The U.S. Supreme Court and 2nd Circuit Court of Appeals had blocked some of Cuomo’s restrictions last year.
“There was never any legitimate reason to treat religious worship less favorably than office work and shopping,” said Avi Schick, the lawyer who represented Agudath Israel in the case. “We are grateful that religious practice has been restored to its constitutionally mandated place as an essential activity.”
The executive order was first put in place in October and limited attendance at houses of worship in areas with high COVID test positivity rates to 25% and 33%, depending on the severity of the positivity rates.
The order was challenged by Agudath Israel, as well as the Brooklyn Catholic Diocese, in an appeal for an emergency injunction from the U.S. Supreme Court.
The court, with its new conservative majority, ruled in favor of Agudah and the diocese in November, saying that Cuomo’s limits on cluster zones favored secular establishments like liquor stores over houses of worship by only imposing capacity restrictions on the latter and treating the former as “essential.”
Restrictions that kept services to 10 people or fewer, regardless of the size of the house of worship, were eliminated.
Further, the high court ordered an appeals court to reevaluate an earlier ruling that allowed the restrictions.

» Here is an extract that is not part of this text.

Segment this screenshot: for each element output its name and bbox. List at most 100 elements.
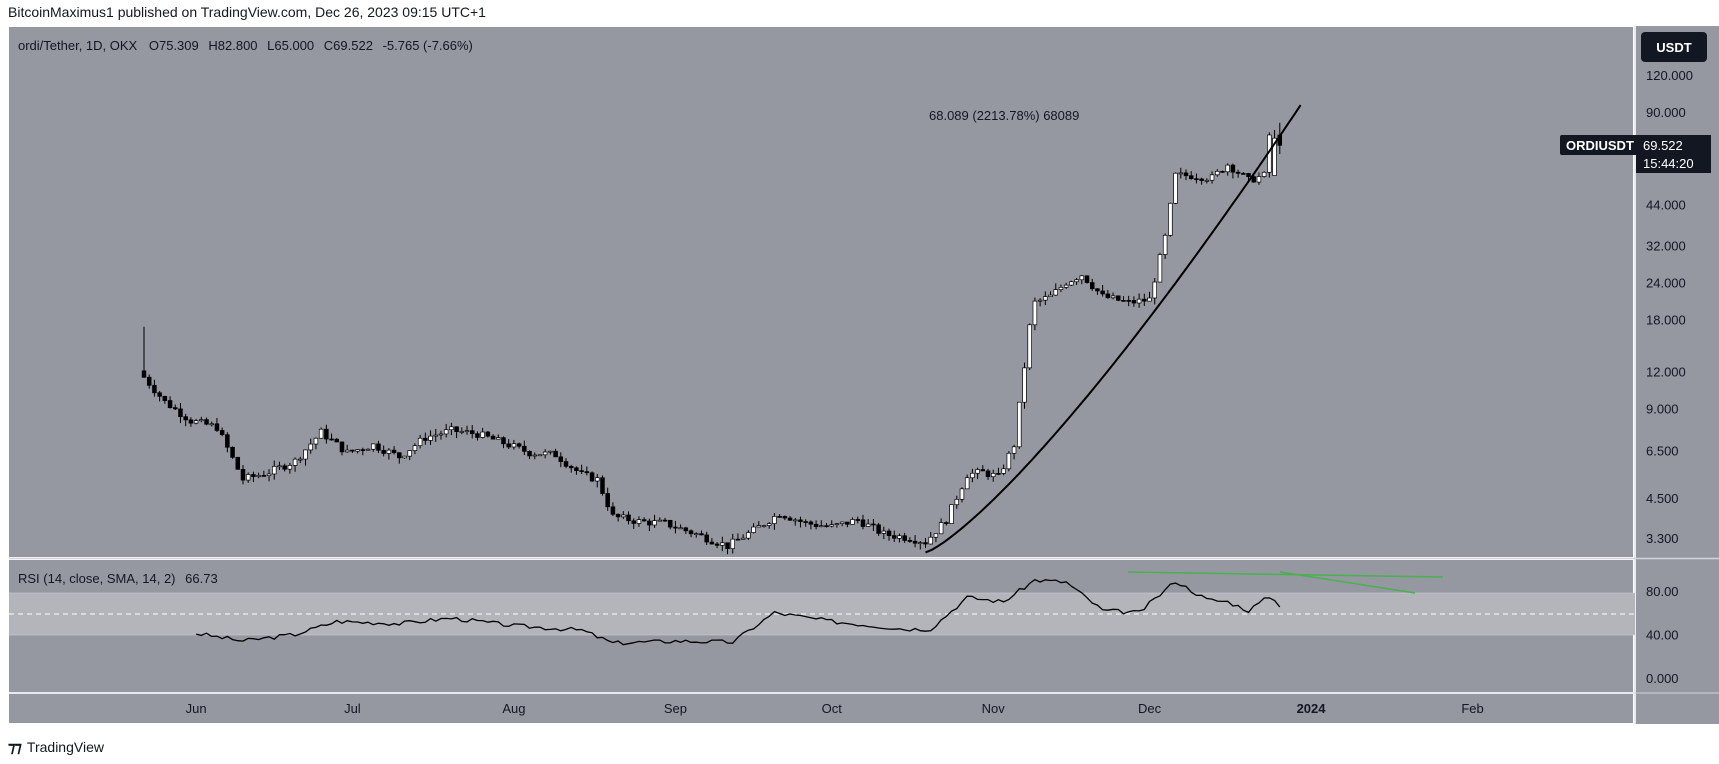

In December, a federal appeals court followed the Supreme Court’s lead, ruling that the capacity limits on houses of worship in areas with rising COVID-19 cases constituted a violation of religious liberty.
The appeals court then sent the case back to the district court to decide if the percentage capacity limits — which limited attendance to 25% of the building’s capacity in “red zones,” where COVID positivity rates were especially high, and 33% in “orange zones,” where positivity rates were somewhat lower — were needed to accomplish the government’s aim of slowing the spread of COVID-19.
The district court blocked those percentage capacity limits Tuesday, leaving houses of worship subject to the 50% capacity limit that was in place before the cluster zones plan.